Lo scorso anno ho voluto fare un piccolo approfondimento sulla QS 2021, e questo è quello che scrivevo a giugno del 2020:
Qs World University Rankings 2021 – 1.368 atenei in 83 paesi.
36 Università italiane (86 UK, 45 De, 28 Fr, 26 Spagna)
Italia settima al mondo, terza EU, 19 Very High.
8 università italiane nella Top 10 di settore.
Occupabilità laureati: 2°posto in EU dopo la Francia
A seconda del parametro ciascuno può mettersi le sue stellette, chi didattica, chi ricerca, chi internazionalità, chi servizio agli studenti, chi mercato del lavoro post-laurea, chi nelle triennali, chi nelle magistrali o dottorati…
Ad es. la prima EU è Oxford la quale però ha un indice di cit solo 81,3, mentre la seconda ETH Zurigo ha 96,4 o EPSL che è 14ma ha 98,5.

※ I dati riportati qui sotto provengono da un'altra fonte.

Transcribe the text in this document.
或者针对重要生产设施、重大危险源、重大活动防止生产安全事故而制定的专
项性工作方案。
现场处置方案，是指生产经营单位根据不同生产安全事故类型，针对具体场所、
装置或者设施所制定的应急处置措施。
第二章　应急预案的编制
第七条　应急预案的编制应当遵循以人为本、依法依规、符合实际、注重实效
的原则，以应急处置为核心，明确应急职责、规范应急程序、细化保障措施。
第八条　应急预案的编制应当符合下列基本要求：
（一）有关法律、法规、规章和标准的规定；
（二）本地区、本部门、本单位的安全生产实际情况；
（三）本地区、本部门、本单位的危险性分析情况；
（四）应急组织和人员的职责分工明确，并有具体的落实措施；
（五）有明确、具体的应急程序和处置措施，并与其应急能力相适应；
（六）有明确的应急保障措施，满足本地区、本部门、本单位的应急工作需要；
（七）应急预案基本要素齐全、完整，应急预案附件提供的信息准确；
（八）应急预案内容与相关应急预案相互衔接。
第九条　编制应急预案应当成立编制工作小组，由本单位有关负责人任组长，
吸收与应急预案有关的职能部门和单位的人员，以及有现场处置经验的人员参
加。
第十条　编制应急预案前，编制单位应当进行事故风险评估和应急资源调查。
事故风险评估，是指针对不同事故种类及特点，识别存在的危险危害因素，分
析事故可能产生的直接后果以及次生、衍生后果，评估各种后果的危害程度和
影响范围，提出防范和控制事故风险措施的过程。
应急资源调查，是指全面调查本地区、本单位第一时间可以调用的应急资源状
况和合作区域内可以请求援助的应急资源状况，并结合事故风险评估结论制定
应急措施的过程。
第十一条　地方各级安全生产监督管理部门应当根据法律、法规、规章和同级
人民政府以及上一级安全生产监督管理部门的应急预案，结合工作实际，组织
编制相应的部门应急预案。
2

Molto si gioca sull’indicatore Academic reputation che ovviamente è un parametro discrezionale e già alla sfilza di Usa e UK nelle prime decine, si capisce che i parametri sono costruiti a loro uso e consumo: fino al 49mo posto solo UK e Svizzera (!!!), la prima italiana è Polimi al 137mo posto, su 1.000.
https://www.topuniversities.com/university-rankings/world-university-rankings/2021
Si dovrebbero fare comparazioni rispetto al numero di laureati, rispetto alla % sul Pil, rispetto al finanziamento pubblico, distinguere pubblico e privato, vedere in % quante delle università paese per paese sono nelle prime 1.000, o nelle prime 500 ecc.

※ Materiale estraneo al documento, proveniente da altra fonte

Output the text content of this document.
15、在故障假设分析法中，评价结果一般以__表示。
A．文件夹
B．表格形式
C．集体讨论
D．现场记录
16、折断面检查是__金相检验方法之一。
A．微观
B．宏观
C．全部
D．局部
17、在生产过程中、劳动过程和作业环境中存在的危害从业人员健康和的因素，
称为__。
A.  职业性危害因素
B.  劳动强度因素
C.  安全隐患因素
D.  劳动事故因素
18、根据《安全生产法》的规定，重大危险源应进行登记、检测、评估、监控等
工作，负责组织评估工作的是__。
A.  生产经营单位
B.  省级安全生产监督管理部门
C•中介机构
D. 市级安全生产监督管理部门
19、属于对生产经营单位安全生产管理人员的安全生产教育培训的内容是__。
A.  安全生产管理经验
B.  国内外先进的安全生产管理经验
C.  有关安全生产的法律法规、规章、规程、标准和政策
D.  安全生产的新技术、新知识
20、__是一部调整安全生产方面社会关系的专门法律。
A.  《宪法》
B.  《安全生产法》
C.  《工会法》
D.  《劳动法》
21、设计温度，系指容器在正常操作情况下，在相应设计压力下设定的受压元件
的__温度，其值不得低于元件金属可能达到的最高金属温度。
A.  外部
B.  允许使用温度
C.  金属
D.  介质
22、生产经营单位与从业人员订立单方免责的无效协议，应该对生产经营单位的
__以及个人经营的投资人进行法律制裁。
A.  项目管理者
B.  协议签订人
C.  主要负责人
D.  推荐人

Però anche i numeri si possono addomesticare, perciò dovremmo capire che cosa vogliamo dimostrare oltre al fatto che siamo terzi in EU, 7mi nel mondo, malgrado moltissimi dei ns laureati siano all’estero a incrementare le loro classifiche, ecc.
A me pare che 36, nelle prime 1.000 del mondo, delle quali 19 Very Hight , non sia affatto male rispetto a 82 paesi.
Molto all’ingrosso, su 1.000 università a ciascuno degli 82 paesi considerati toccherebbero 12 università, mentre l’Italia ne ha ben 36, il triplo, confermando che l’università italiana è una eccellenza diffusa.
Quello che invece ci vede “fanalino di coda” NON è affatto la qualità, ma la DIMENSIONE: risorse in termini assoluti per abitante, per laureato, per dottorato, % del pil, risorse private, rapporto docenti/studenti, ricercatori attivi/popolazione, immatricolati/diplomati, laureati, dottorati, ecc.
Per questo è fondamentale il potenziamento dell’intero sistema, consolidando con la stabilizzazione coloro che GIA’ ora, da precari, contribuiscono ai nostri rankings.
Infine riguardo all’affollamento di studenti che starebbe soffocando gli atenei, frenandone la corsa all’eccellenza, va ricordato che il numero di studenti è precipitato dal massimo raggiunto nel lontano 2002-2003 (1,768 ml) al minimo del 2015-2016 (1,650 ml) per poi risalire lentamente ai 1,757 ml del 2019-2020, ancora però al di sotto del 2003-2004, mentre ci troviamo stabilmente in coda ai paesi UE e OCSE sia per numero di studenti che per numero di laureati, dottori di ricerca e ricercatori in attività rispetto alla popolazione.
Una riflessione su questi dati potrebbe chiarire all’opinione pubblica gli obiettivi e le azioni per il bene del paese inteso come intera collettività nazionale.